Outside of the American experience, the most covered nation is England, a country whose modern identity relies in part on its World War II experience.  David Edgerton’s small study, England and the Aeroplane: An Essay on a Militant and Technological Nation, exposes this peculiarity by emphasizing that such claims of aviation and nationalism reached the point of orthodoxy in the United Kingdom, erasing some facts and creating new myths.  This remarkably convincing piece does overlook the notion that such orthodoxy existed elsewhere, but it offers valuable help in identifying the markers of such ideology.  In that line, though emphasizing masculinity and gender relations, Martin Francis’s The Flyer: British Culture and the Royal Air Force, 1939-1945 offers great insights into the construction of the pilot image in World War II and the way the boundaries between civilian and military worlds were merged under war conditions.

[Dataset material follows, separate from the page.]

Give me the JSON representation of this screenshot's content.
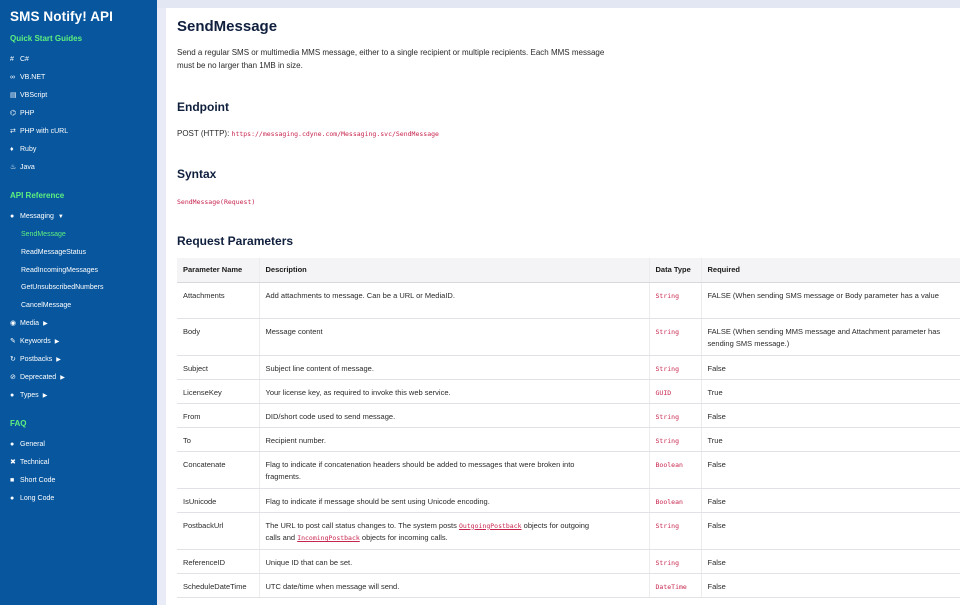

Other studies, while less reliant on the ideological turn, nonetheless help identify the aviation obsession.  Thus, Alfred Gollin, through two volumes, No Longer an Island: Britain and the Wright Brothers, 1902-1909 and The Impact of Air Power on the British People and Their Government, 1909-1914 seeks to expose how British air-mindedness got its start and contrasts the public fascination with early flight with the conservative outlook of the military toward aviation.  A more recent study, Michael Paris’s Winged Warfare: The Literature and Theory of Aerial Warfare in Britain, 1859-1917, delves far more deeply into documenting the notion of air-mindedness through popular literature and the way it may have influenced early-twentieth-century military thinkers.

More recently, geographer Gordon Pirie made an insightful study of the interwar years, Air Empire: British Imperial Civil Aviation, 1919-39.  Pirie clarifies the value of airlines as a tool that helped Great Britain maintain control over its overseas territories.

Studying flight within national boundaries has also happened in the case of Germany.  In A Nation of Flyers: German Aviation in the Popular Imagination, Peter Fritzsche offers a wide canvas that emphasizes the evolution of German air-mindedness from 1908 until the Nazi era.  Jonathan F. Vance does the same, only with regard to Canada, in High Flight: Aviation and the Canadian Imagination where he paints an interesting portrait of Canadian society’s adoption of the airplane both as symbol and as a tool to chart and communicate with the northern territories.

Also focused on a defined cultural realm—that of Russia—is Dictatorship of the Air: Aviation Culture and the Fate of Modern Russia by Scott W. Palmer.  The author shows well the intricacies of the nationalist experience as it evolves into new regimes and under shifting ideologies.  In so doing, he emulates the work of Peter Fritzsche, but extends the scope very helpfully to include the impact of ideology on slowing down aviation efforts.